I started my Andean journey in the huge city of Lima, Peru at dawn on Monday, Feb. 1.
Lima sits on a long, narrow strip of coastal desert that is bursting with archaeological remains and modern energy. I immediately felt the thrill of being surrounded by the Spanish language and the hustle of limeños on their way to work in the morning.
Enjoyed conversing with the taxi driver from the airport – he told me that he doesn’t speak Quechua but that its most beautiful variety is spoken in his hometown of Ayacucho. I told him I’d love to go there someday since I’ve heard their beautiful music for years.
My purpose in making this trip is to spend three months working with Andean partners on the documentation and revitalization of the Quechua language. I plan to work in three places: Cochabamba, Cusco and Chuquisaca.
Before undertaking fieldwork you have to ask permission from various authorities and making sure that your plans maximize benefit and minimize risk for the vulnerable communities you plan to visit.
That’s why I spent my first afternoon in Lima meeting with Gisela Fernandez at the Pontificia Universidad Católica of Peru. She’s the head of the new ethics committee, and they must review and approve all of their own faculty’s research projects. My connection to the PUCP is through one of my work partners, a graduate of PUCP and former faculty member there. To take a quick virtual tour of this cool campus, click here.

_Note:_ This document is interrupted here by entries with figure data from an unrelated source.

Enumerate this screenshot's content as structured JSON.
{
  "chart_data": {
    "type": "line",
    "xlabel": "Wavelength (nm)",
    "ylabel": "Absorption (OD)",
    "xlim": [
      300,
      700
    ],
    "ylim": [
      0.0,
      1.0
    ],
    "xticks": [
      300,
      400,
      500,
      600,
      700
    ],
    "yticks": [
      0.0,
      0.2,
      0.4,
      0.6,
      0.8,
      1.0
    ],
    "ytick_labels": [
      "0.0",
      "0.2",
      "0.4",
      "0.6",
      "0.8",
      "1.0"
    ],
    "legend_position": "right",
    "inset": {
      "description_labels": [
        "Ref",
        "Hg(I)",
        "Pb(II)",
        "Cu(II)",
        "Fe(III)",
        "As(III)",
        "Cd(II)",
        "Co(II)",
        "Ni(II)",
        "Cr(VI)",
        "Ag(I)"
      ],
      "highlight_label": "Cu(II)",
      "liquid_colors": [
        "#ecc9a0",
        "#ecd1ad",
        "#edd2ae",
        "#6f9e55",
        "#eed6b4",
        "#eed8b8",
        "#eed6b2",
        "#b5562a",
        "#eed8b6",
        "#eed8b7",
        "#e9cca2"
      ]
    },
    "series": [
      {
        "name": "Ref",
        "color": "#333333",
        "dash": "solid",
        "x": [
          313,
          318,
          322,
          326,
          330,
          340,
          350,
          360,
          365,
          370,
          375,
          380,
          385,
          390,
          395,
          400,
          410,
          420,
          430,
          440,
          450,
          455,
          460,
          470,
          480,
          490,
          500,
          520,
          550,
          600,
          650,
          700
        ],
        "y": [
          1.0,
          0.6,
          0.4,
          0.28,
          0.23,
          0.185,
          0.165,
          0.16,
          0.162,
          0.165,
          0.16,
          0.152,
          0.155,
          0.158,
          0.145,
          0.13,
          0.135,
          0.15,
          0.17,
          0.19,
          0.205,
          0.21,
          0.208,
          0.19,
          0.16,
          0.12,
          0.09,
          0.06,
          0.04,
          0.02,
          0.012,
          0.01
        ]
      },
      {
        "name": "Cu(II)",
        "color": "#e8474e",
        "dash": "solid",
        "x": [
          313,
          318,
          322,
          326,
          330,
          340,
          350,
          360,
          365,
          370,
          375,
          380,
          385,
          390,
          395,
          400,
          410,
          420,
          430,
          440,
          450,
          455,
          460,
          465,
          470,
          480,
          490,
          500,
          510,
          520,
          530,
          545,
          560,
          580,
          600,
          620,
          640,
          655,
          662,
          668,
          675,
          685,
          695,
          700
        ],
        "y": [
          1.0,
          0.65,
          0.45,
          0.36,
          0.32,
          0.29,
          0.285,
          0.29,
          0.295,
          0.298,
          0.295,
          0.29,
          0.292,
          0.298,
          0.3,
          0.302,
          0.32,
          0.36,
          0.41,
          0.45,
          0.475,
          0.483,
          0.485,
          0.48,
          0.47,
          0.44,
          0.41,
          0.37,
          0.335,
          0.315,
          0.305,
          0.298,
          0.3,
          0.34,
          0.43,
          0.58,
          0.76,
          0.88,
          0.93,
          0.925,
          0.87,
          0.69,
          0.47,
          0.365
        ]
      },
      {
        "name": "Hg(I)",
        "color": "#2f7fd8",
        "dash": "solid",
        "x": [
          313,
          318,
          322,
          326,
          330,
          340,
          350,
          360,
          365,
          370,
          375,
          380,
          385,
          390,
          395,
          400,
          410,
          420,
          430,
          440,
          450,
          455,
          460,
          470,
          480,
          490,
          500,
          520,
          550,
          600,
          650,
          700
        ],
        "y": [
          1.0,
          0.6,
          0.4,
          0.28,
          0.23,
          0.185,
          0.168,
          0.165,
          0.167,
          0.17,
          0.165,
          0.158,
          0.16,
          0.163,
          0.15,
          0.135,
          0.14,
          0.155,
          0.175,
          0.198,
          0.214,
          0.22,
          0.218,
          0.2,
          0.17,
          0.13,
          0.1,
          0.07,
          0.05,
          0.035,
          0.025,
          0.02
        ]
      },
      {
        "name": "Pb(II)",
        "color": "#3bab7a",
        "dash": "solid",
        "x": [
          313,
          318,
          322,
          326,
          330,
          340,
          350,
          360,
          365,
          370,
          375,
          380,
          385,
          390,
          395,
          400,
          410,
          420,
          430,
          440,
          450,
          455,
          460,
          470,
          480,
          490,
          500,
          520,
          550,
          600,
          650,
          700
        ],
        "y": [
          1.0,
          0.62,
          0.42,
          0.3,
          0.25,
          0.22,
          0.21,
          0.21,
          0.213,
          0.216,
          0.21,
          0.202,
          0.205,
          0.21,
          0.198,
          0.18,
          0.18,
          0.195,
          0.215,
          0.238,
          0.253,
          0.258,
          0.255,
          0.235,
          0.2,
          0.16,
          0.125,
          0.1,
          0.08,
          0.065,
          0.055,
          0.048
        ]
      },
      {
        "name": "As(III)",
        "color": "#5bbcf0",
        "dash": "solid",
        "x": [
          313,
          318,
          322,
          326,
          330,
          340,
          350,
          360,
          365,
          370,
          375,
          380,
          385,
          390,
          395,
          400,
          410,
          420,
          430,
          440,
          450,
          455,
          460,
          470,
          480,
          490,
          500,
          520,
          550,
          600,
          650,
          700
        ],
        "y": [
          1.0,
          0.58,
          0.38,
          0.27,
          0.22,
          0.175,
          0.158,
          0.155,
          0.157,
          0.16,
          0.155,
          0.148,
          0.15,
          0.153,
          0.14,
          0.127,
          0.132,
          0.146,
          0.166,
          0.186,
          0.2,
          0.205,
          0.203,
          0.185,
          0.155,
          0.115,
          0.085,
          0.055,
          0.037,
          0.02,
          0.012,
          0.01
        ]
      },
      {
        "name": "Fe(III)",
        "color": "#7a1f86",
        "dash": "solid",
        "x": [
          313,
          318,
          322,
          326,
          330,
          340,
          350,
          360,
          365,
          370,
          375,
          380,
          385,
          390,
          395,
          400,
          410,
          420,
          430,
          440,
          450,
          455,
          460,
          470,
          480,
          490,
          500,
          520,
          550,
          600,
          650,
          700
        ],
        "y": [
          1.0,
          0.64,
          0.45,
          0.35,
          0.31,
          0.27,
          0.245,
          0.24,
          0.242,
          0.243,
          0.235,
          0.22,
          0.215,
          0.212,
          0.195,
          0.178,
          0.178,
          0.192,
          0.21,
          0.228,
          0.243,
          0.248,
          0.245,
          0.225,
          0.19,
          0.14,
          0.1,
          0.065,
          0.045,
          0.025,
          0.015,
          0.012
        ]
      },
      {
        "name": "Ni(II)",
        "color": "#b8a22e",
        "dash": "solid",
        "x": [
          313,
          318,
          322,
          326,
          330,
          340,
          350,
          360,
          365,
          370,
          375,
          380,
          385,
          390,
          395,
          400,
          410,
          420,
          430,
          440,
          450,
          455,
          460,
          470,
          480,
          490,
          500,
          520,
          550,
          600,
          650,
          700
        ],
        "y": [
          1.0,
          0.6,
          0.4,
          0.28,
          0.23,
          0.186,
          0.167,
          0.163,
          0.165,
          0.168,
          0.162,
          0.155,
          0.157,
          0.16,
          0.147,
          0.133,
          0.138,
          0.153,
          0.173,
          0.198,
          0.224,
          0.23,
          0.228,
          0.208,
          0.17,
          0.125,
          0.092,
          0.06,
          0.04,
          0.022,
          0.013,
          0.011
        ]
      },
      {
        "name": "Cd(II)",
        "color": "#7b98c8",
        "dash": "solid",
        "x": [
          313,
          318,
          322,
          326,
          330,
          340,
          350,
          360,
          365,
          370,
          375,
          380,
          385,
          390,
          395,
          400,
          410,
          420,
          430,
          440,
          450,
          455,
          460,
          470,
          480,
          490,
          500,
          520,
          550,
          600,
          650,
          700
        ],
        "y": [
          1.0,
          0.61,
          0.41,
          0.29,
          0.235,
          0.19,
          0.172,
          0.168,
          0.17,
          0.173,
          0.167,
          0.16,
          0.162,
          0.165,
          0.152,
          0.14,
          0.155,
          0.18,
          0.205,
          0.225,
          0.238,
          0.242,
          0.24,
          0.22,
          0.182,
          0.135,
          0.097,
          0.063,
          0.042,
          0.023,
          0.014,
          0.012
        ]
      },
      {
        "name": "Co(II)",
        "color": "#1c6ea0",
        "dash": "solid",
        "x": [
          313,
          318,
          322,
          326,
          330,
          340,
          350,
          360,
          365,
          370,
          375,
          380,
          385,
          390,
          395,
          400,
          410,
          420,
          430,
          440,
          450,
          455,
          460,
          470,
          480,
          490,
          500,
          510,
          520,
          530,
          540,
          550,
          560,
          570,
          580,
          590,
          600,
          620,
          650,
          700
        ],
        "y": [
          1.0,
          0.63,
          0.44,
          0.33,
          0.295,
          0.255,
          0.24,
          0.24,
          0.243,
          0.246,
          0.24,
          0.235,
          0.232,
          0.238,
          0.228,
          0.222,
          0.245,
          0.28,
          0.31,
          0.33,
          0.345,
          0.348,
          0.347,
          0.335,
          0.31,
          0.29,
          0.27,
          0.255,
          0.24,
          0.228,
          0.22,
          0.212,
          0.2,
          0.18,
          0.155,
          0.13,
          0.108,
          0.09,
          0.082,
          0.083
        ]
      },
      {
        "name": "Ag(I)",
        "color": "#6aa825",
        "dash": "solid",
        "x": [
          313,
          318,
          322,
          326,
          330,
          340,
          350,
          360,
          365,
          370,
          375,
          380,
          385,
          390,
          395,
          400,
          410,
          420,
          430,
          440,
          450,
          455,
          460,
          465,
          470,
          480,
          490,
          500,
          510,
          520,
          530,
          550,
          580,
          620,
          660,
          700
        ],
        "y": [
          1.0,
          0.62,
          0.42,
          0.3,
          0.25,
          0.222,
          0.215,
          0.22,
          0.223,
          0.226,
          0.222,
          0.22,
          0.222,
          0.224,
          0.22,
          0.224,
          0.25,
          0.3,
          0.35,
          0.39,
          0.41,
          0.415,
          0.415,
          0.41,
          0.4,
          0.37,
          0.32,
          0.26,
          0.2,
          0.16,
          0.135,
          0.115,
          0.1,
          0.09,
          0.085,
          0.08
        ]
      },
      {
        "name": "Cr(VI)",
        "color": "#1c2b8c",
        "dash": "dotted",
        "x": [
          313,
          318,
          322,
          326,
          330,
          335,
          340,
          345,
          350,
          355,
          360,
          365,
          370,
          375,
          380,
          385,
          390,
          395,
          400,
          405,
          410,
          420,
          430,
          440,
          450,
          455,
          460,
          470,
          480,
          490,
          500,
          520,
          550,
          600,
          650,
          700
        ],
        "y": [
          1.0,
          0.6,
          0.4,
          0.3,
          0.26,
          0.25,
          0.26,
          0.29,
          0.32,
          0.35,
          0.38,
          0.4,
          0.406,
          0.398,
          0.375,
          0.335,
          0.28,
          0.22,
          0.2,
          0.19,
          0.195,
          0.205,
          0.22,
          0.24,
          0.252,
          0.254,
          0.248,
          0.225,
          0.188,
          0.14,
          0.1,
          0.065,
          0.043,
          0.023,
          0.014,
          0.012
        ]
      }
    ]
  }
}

It was an honor to spend the afternoon with Gisela and meet some of her co-workers. She’s really sharp – a lawyer who spent the first part of her career specializing in advocating for victims of sexual violence during the 1980s. In the course of walking around campus, she took me to see the remains of the Inca Road which was recently uncovered. I was also really impressed with the architecture students’ structures which are on display right outside her office. The perfect combination of old and new that characterizes this place.